Step 7 Dump dough out onto a non-floured smooth surface, but if you do not have a bench scraper, use flour on the work surface. Using your bench scraper (or knife, spatula, etc) split into two halves. Do a preshape and let the two halves of dough rest 10-15 minutes (if it is cold in your room, you might let this go upwards of 30 minutes to make shaping easier). You can see us shape in the video above, or, for a slower example here is our video of a preshape: https://www.youtube.com/watch?v=qRMWyzthQX8
10-15 minutes later
Step 8 Flour your proofing baskets liberally or place your tea towels in your mixing bowl and flour liberally. You can always dust off the flour before putting the dough into the oven. The real sure way to ruin this loaf is to have it stick to your bowl or towel. You will get a puck, sadly. Next, Shape one of your halves into a tight ball or into a loaf shape (see both in the video above). Flour the top of the dough and place the floured side down in your bowl. Do the other half, in the same way and let sit out on the counter for 1 hour covered with a towel or plastic wrap, then put bowls in the fridge uncovered for 10-24 hours (this is the PROOFING PHASE).

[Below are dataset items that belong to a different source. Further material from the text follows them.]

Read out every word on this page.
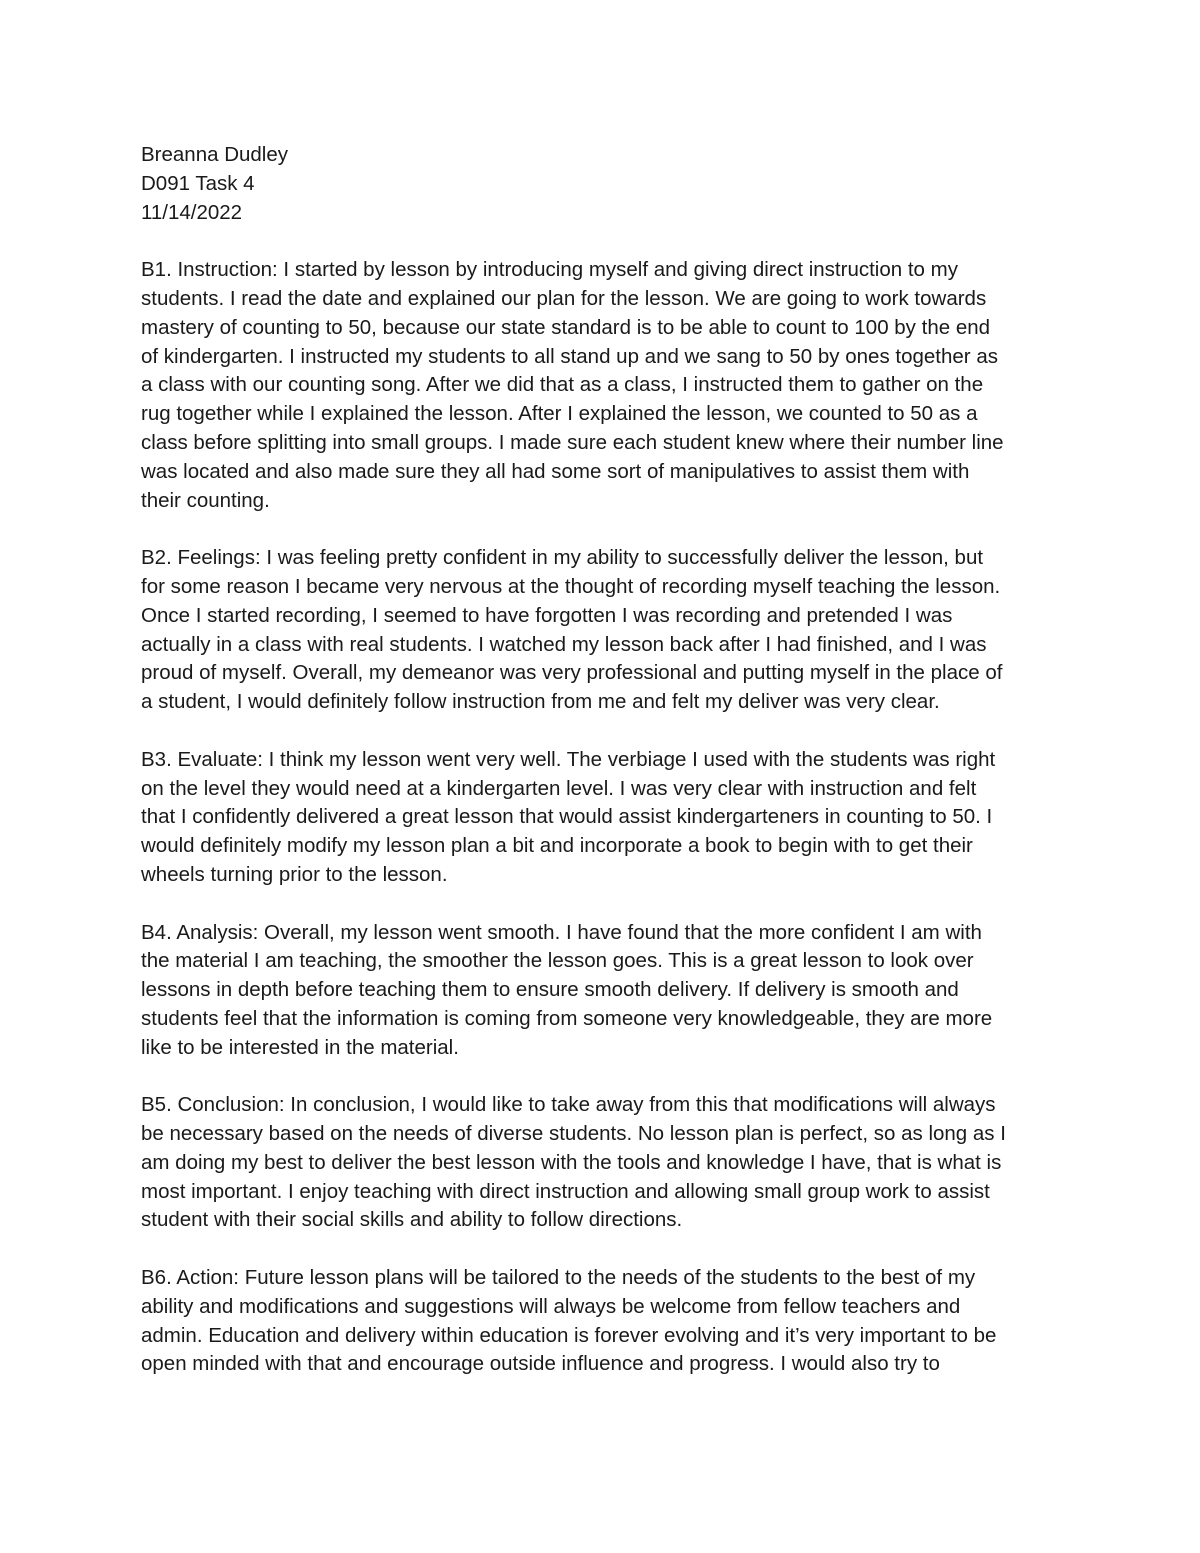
Breanna Dudley
D091 Task 4
11/14/2022
B1. Instruction: I started by lesson by introducing myself and giving direct instruction to my
students. I read the date and explained our plan for the lesson. We are going to work towards
mastery of counting to 50, because our state standard is to be able to count to 100 by the end
of kindergarten. I instructed my students to all stand up and we sang to 50 by ones together as
a class with our counting song. After we did that as a class, I instructed them to gather on the
rug together while I explained the lesson. After I explained the lesson, we counted to 50 as a
class before splitting into small groups. I made sure each student knew where their number line
was located and also made sure they all had some sort of manipulatives to assist them with
their counting.
B2. Feelings: I was feeling pretty confident in my ability to successfully deliver the lesson, but
for some reason I became very nervous at the thought of recording myself teaching the lesson.
Once I started recording, I seemed to have forgotten I was recording and pretended I was
actually in a class with real students. I watched my lesson back after I had finished, and I was
proud of myself. Overall, my demeanor was very professional and putting myself in the place of
a student, I would definitely follow instruction from me and felt my deliver was very clear.
B3. Evaluate: I think my lesson went very well. The verbiage I used with the students was right
on the level they would need at a kindergarten level. I was very clear with instruction and felt
that I confidently delivered a great lesson that would assist kindergarteners in counting to 50. I
would definitely modify my lesson plan a bit and incorporate a book to begin with to get their
wheels turning prior to the lesson.
B4. Analysis: Overall, my lesson went smooth. I have found that the more confident I am with
the material I am teaching, the smoother the lesson goes. This is a great lesson to look over
lessons in depth before teaching them to ensure smooth delivery. If delivery is smooth and
students feel that the information is coming from someone very knowledgeable, they are more
like to be interested in the material.
B5. Conclusion: In conclusion, I would like to take away from this that modifications will always
be necessary based on the needs of diverse students. No lesson plan is perfect, so as long as I
am doing my best to deliver the best lesson with the tools and knowledge I have, that is what is
most important. I enjoy teaching with direct instruction and allowing small group work to assist
student with their social skills and ability to follow directions.
B6. Action: Future lesson plans will be tailored to the needs of the students to the best of my
ability and modifications and suggestions will always be welcome from fellow teachers and
admin. Education and delivery within education is forever evolving and it’s very important to be
open minded with that and encourage outside influence and progress. I would also try to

You can let this go for up to 48 hours, but we find 36 hours is the cut off point for us, when we start to see diminishing returns. But if you have to wait to bake your second loaf, you can go up to 48 hours. We most often bake between the 12 to 24 hour range.
12-24 hours later
Step 9 Preheat oven with Dutch Oven inside to 475°F, you want the tray or dutch oven to be REALLY hot for good oven spring (In our video we state 450°F, but we have been using 475°F with better results, both work well!).
Once oven is up to temp
Step 10 Pull dough out of the fridge, and working quickly but gently dump dough onto a lightly floured cutting board. Dust off the excess flour from the top of the loaf, score the top with a simple X for the round shape, or a simple line down the middle for the loaf shape. Scoop your dough up and transport directly into your dutch oven. You do not need parchment paper, but can use it if you prefer to transport your dough using the parchment. Place the lid on your dutch oven and bake for 30 minutes. Remove lid after 30 minutes and bake for another 8 to 20 minutes. Your color preference here. All ovens are different, simply check it for color. *At times things go awry, sadly. If your bread didn’t rise much, you’ll need to let it go closer to the 20-minute mark to avoid having the center be gummy.
Step 11 Remove bread and let cool for at least an hour. We prefer 2-3 hours for the best crumb. It likely will be gummy if you cut into it right away. This is especially true if the finished loaf was a bit flat.